Dos utopías “trágicas” han sido en su momento señalizadas por el magisterio pontificio: el liberalismo regicida de 1789 (Pío VI) y el marxismo soviético arrinconado por la caída del muro de Berlín (Juan Pablo II específicamente habló del “fin de una utopía trágica” en su discurso de Praga en 1992).
Cuando se desmorona la dimensión sobrenatural del Evangelio se pretende trasladar el “reino de los cielos” a la inmanencia temporal de la política y esa confusión de los planos termina en descoyuntar las bienaventuranzas del sermón de la montaña, vinculadas ya no al consuelo trascendente de la felicidad extramundana sino a una anárquica quimera que desemboca (inevitablemente) en el odio y la violencia.
Sólo la “cristiandad temporal” (con todas sus frágiles y humanas limitaciones) fue capaz de alcanzar como paradigma de lo real una sacralización del mensaje religioso en las estructuras políticas y análogas de la “mediación”, como bien lo observara Charles Maurras: “locura de estos filósofos puramente morales que tratan de pasar por alto la mediación institucional…” y que le llevara a recordar que “el utopista es el gran demoledor de instituciones…”.
También el “principismo” (en tanto no flexibilizado en sus aspectos contingenciales con la experiencia) puede conducir a la utopía conforme su nota habitual de divorcio entre la realidad palpable y las ensoñaciones evasivas.
En este sentido “el escándalo del mal” ha sido un gran impulsador de utopías religiosas ya que, como con su acostumbrada lucidez lo sintetiza Vittorio Messori: “sólo cabe una de estas dos posibilidades: o Dios no puede impedirlos (los males), y entonces no es omnipotente; o bien, puede impedirlos pero no lo hace, y entonces no es bueno. Es esto lo que puede llevarnos a preguntarnos las razones del mal o a negar su propia existencia”, extremo este último que engendra (como lo estamos viendo desgarradoramente en Oriente Próximo) la más atroz de las violencias: la soberbia religiosa en nombre de la Divinidad.
El mesianismo religioso adherido a la política es un caso indiscutido de utopismo fatal que descoloca los intrínsecos valores religiosos potenciándolos en función de las propias lucubraciones personales o colectivas.

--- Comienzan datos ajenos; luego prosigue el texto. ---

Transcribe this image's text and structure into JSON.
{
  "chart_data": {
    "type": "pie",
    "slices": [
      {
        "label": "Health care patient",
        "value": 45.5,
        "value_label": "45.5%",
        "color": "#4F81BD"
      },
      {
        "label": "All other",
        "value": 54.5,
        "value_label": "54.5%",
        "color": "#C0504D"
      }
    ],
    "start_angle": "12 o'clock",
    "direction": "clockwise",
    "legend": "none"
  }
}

El mensaje salvífico de Jesucristo no es (ni fue jamás) utópico porque dirigido para cambiar el corazón del hombre (y de cada hombre sin importar su condición), arrastra con semejante “metanoia” (o radical conversión de las personas) a la transformación posible en este mundo (“mi reino no es ahora de este mundo (transcribe la Vulgata en el diálogo entre Jesús y Poncio Pilatos) y a la esperanza futura (y trascendente) de un “reino de verdad y de vida, de santidad y gracia, reino de justicia, de amor y de paz” (prefacio de la fiesta de Cristo Rey).